It’s been well over a week (almost two even) since the dreaded announcement and they’ve also dropped the song and music video of the century so… bear with me.
Let me just start by saying that this might get cheesy at some point. I’m not gonna lie and fool you. Tell you I’m going to composed and logical throughout this post, because to me, Sistar wasn’t just any girl group. No. To me, they were THE girl group. They were the ones that mattered the most.
And here’s why.
I made a brief Instagram post about this when the disbanding announcement was still fresh. So, I might be repeating myself. But I don’t really care at this point.
Sistar was the first K-pop girl group I stumbled upon back in 2013. I had just started following EXO and their activities when I was looking for a girl group I can get on board with. They were the first… and the ONLY girl group that I totally fell head over heels for (I liked many others as well but I never invested as much). I remember watching Loving U and thinking that they looked so different from other girl groups I’ve seen, visual and figure wise. Naturally, I watched their other music videos and dug myself into a deep hole I didn’t want to get out of.
It was only supposed to go as far as that. Bopping to their music and enjoying their performances. But nah. I had to watch them in interviews and variety shows. Now, at this point, if I hadn’t been deep enough into the Star1 hole already, I may or may not have reached the very core of it.
They were so…blunt and genuine. I’d never seen that with other girl groups, or female celebrities for that matter. This is how I KNEW that I’d never love any other girl group the same. Even if I encounter another one that captures my heart instantly somewhere down the road (*cough* Blackpink *cough*), I knew that it just wasn’t going to be the same.
They taught me a lot of things and inspired me in many ways. With their fierce and unapologetic personalities, I gained confidence and learned to love and believe in myself. I’m still a work in progress obviously, but whenever I think of them or am reminded of them, I remember to not be too hard on myself. They were also able to impart to fans or any other person that beauty comes in all forms, shapes, and sizes despite what society or the media dictate to you.
They showed me that there’s more to life than trying to tear other women down. That we have to stick together to fight misogyny and sexism. They always made it their duty to look out for other girl groups, especially the younger ones. With the shit that goes on in the industry they’re in, they feel that it’s only right for them to do so. And they seriously give no fucks if male celebrities or artists are intimidated by them BECAUSE of this. In fact, they’re proud that they have that kind of effect.
But above all else, Sistar is always true to who they are. Confident, funny, and honest. Which, in my humble opinion, is what any other woman or person should aim to be.
Performing hit after hit since their debut and continuing to work hard for their rightful spot on the top, it’s safe to say that summer is never going to be the same. At least, for me, it isn’t. I don’t even remember what my summers were like before I knew Sistar. I never created summer playlists until I started listening to their songs so… I guess the season’s not going to be as great with their disbandment in full swing.

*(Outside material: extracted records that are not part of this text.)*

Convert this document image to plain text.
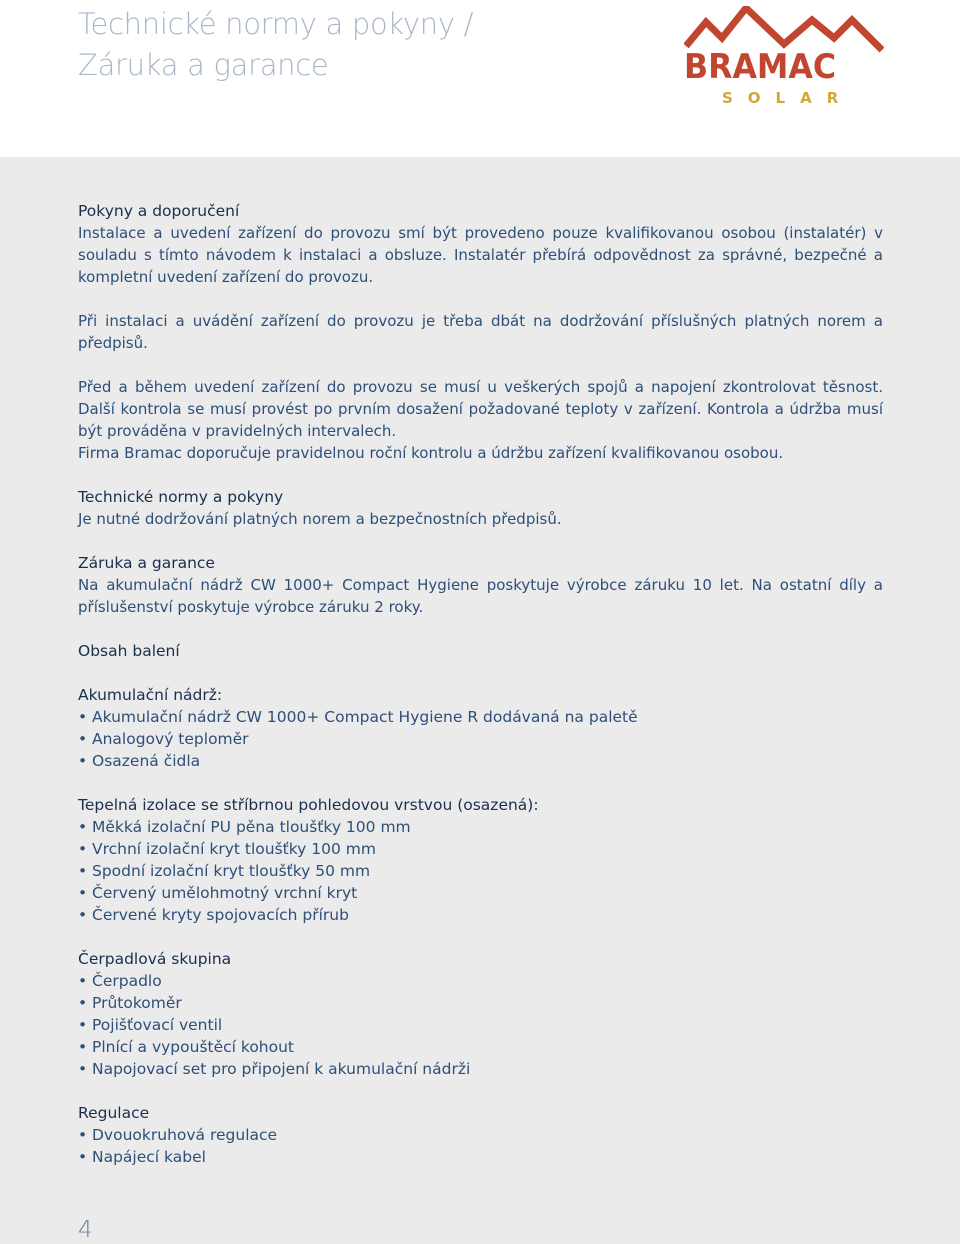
Technické normy a pokyny /
Záruka a garance	BRAMAC
SOLAR
Pokyny a doporučení
Instalace a uvedení zařízení do provozu smí být provedeno pouze kvalifikovanou osobou (instalatér) v souladu s tímto návodem k instalaci a obsluze. Instalatér přebírá odpovědnost za správné, bezpečné a kompletní uvedení zařízení do provozu.
Při instalaci a uvádění zařízení do provozu je třeba dbát na dodržování příslušných platných norem a předpisů.
Před a během uvedení zařízení do provozu se musí u veškerých spojů a napojení zkontrolovat těsnost. Další kontrola se musí provést po prvním dosažení požadované teploty v zařízení. Kontrola a údržba musí být prováděna v pravidelných intervalech.
Firma Bramac doporučuje pravidelnou roční kontrolu a údržbu zařízení kvalifikovanou osobou.
Technické normy a pokyny
Je nutné dodržování platných norem a bezpečnostních předpisů.
Záruka a garance
Na akumulační nádrž CW 1000+ Compact Hygiene poskytuje výrobce záruku 10 let. Na ostatní díly a příslušenství poskytuje výrobce záruku 2 roky.
Obsah balení
Akumulační nádrž:
• Akumulační nádrž CW 1000+ Compact Hygiene R dodávaná na paletě
• Analogový teploměr
• Osazená čidla
Tepelná izolace se stříbrnou pohledovou vrstvou (osazená):
• Měkká izolační PU pěna tloušťky 100 mm
• Vrchní izolační kryt tloušťky 100 mm
• Spodní izolační kryt tloušťky 50 mm
• Červený umělohmotný vrchní kryt
• Červené kryty spojovacích přírub
Čerpadlová skupina
• Čerpadlo
• Průtokoměr
• Pojišťovací ventil
• Plnící a vypouštěcí kohout
• Napojovací set pro připojení k akumulační nádrži
Regulace
• Dvouokruhová regulace
• Napájecí kabel
4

The one positive thing about this entire ordeal though is the fact that it’s a mutual decision. There’s no drama, scandal, or bad blood between the members. They simply came to a point in their lives where they have to grow as individuals and not as a group anymore. And with seven years together, they managed to become family to each other just like their group name implies. In their unique ways, they’re all stars but also sisters to one another. Their disbandment is the most “ideal”, dare I say out loud. What, with all the hot ass mess other groups have gone through. I only wish that they didn’t do it so soon. But knowing that they are all still in good terms and will continue to support and keep in touch with each other is enough for me.
To whatever paths they choose to take from now, I will cheer them on. But I’d be lying if I say I won’t miss them together as a group. I wholeheartedly and sincerely thank you for everything, Sistar. And I hope you continue to stay as real and badass as you unapologetically have.
P.S. Watch their latest (and last T__T) music video for awesome music and stunning visuals.